Tre decenni di solidarietà: la storia di “Aiutiamoli a vivere”

Un impegno senza confini: dall'accoglienza dei bambini di Chernobyl al sostegno dei piccoli ucraini e palestinesi

In oltre tre decenni, la Fondazione Aiutiamoli a Vivere ha segnato la storia della solidarietà internazionale in Italia, portando nel Paese oltre 600.000 bambini dall’area di Chernobyl e preparandosi ora ad accogliere mille bambini ucraini nelle proprie strutture. Quest’ultimo progetto vedrà i piccoli ospiti rimanere in Italia per circa sei mesi, come ha rivelato all’ANSA il presidente della Fondazione, Fabrizio Pacifici.

Pacifici, figura storica del Partito Comunista Italiano e un tempo assessore comunale, ha fondato l’organizzazione nel 1991 insieme a padre Vincenzo Bella.

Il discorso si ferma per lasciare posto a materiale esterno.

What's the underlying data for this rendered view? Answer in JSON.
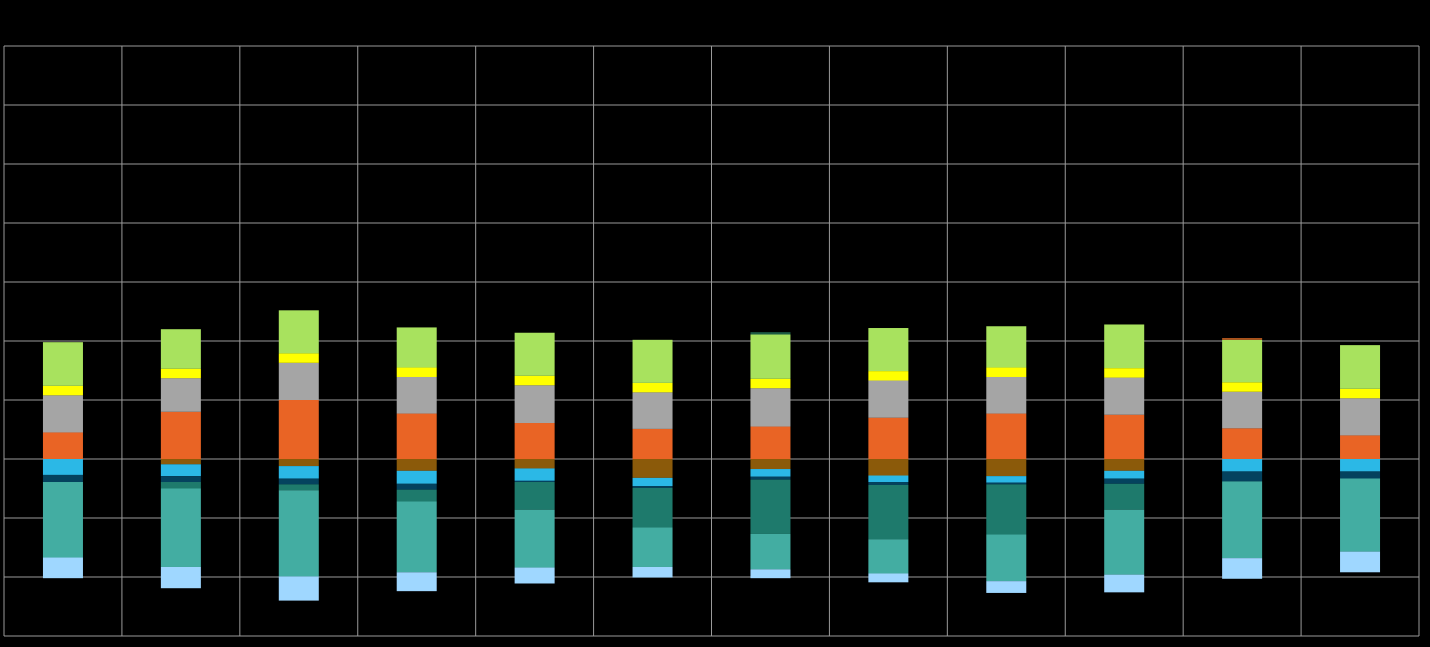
{
  "chart_data": {
    "type": "bar",
    "stacked": true,
    "title": "",
    "xlabel": "",
    "ylabel": "",
    "grid": true,
    "legend": "none",
    "ylim": [
      -300,
      700
    ],
    "categories": [
      "",
      "",
      "",
      "",
      "",
      "",
      "",
      "",
      "",
      "",
      "",
      ""
    ],
    "series": [
      {
        "key": "brown",
        "color": "#8B5A0A",
        "values": [
          0,
          -9,
          -12,
          -20,
          -16,
          -32,
          -17,
          -28,
          -29,
          -20,
          0,
          0
        ]
      },
      {
        "key": "cyan",
        "color": "#2BB8E6",
        "values": [
          -27,
          -20,
          -21,
          -22,
          -21,
          -14,
          -13,
          -11,
          -11,
          -13,
          -21,
          -21
        ]
      },
      {
        "key": "navy",
        "color": "#04425E",
        "values": [
          -12,
          -10,
          -10,
          -10,
          -2,
          -3,
          -5,
          -5,
          -3,
          -9,
          -17,
          -12
        ]
      },
      {
        "key": "darkteal",
        "color": "#1E7A6C",
        "values": [
          0,
          -11,
          -10,
          -20,
          -47,
          -67,
          -92,
          -92,
          -85,
          -44,
          0,
          0
        ]
      },
      {
        "key": "teal",
        "color": "#43ADA2",
        "values": [
          -128,
          -133,
          -146,
          -120,
          -98,
          -67,
          -60,
          -58,
          -79,
          -110,
          -130,
          -124
        ]
      },
      {
        "key": "lightblue",
        "color": "#9FD7FF",
        "values": [
          -35,
          -36,
          -41,
          -32,
          -27,
          -18,
          -15,
          -15,
          -20,
          -30,
          -35,
          -35
        ]
      },
      {
        "key": "orange",
        "color": "#E96425",
        "values": [
          45,
          80,
          100,
          77,
          61,
          51,
          55,
          70,
          77,
          75,
          52,
          40
        ]
      },
      {
        "key": "gray",
        "color": "#A5A5A5",
        "values": [
          63,
          57,
          63,
          62,
          64,
          62,
          65,
          63,
          62,
          63,
          62,
          63
        ]
      },
      {
        "key": "yellow",
        "color": "#FFFF00",
        "values": [
          16,
          16,
          16,
          16,
          16,
          16,
          16,
          16,
          16,
          16,
          16,
          16
        ]
      },
      {
        "key": "green",
        "color": "#A8E25E",
        "values": [
          74,
          67,
          73,
          68,
          73,
          73,
          75,
          73,
          70,
          74,
          72,
          74
        ]
      },
      {
        "key": "darkgreen",
        "color": "#1C5A43",
        "values": [
          0,
          0,
          0,
          0,
          0,
          0,
          4,
          0,
          0,
          0,
          0,
          0
        ]
      },
      {
        "key": "rust",
        "color": "#B4561E",
        "values": [
          0,
          0,
          0,
          0,
          0,
          0,
          0,
          0,
          0,
          0,
          3,
          0
        ]
      }
    ]
  },
  "colors": {
    "background": "#000000",
    "grid": "#9A9A9A"
  }
}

La decisione di dedicare la sua vita ai più piccoli nasce dalla convinzione che “soltanto i bambini ci salveranno”, una credenza maturata visitando un ospedale vicino alla centrale nucleare di Chernobyl e toccando con mano le conseguenze della tragedia.

Nonostante le iniziali difficoltà, comprese le porte chiuse dal suo mondo politico e il suo essere allora ateo, Pacifici trovò sostegno in un frate dell’Ordine dei Minori Conventuali, dando vita a quello che sarebbe diventato un movimento di solidarietà globale, trasformatosi in Ong nel 2010.

La Fondazione può oggi contare su 250 sedi sparse per l’Italia e uffici di rappresentanza in Bielorussia, Ucraina, Congo e Giappone. Il supporto viene da diecimila famiglie italiane pronte ad accogliere i bambini e partecipare alle iniziative solidali. Recentemente, Pacifici ha guidato una missione a Kiev, portando aiuti alimentari e materiali a militari e bambini, e gettando le basi per progetti futuri, tra cui la riabilitazione di un ospedale ucraino e l’introduzione della telemedicina.

La Fondazione Aiutiamoli a Vivere non si limita al supporto dei bambini ucraini. Un nuovo progetto vedrà l’organizzazione impegnata a Betlemme, dove, con il contributo del governo giapponese, verrà realizzato un reparto pediatrico per i bambini palestinesi, arricchito dalla tecnologia del “cubo” per la telemedicina, a dimostrazione dell’impegno continuo e della versatilità dell’organizzazione nel rispondere alle emergenze umanitarie.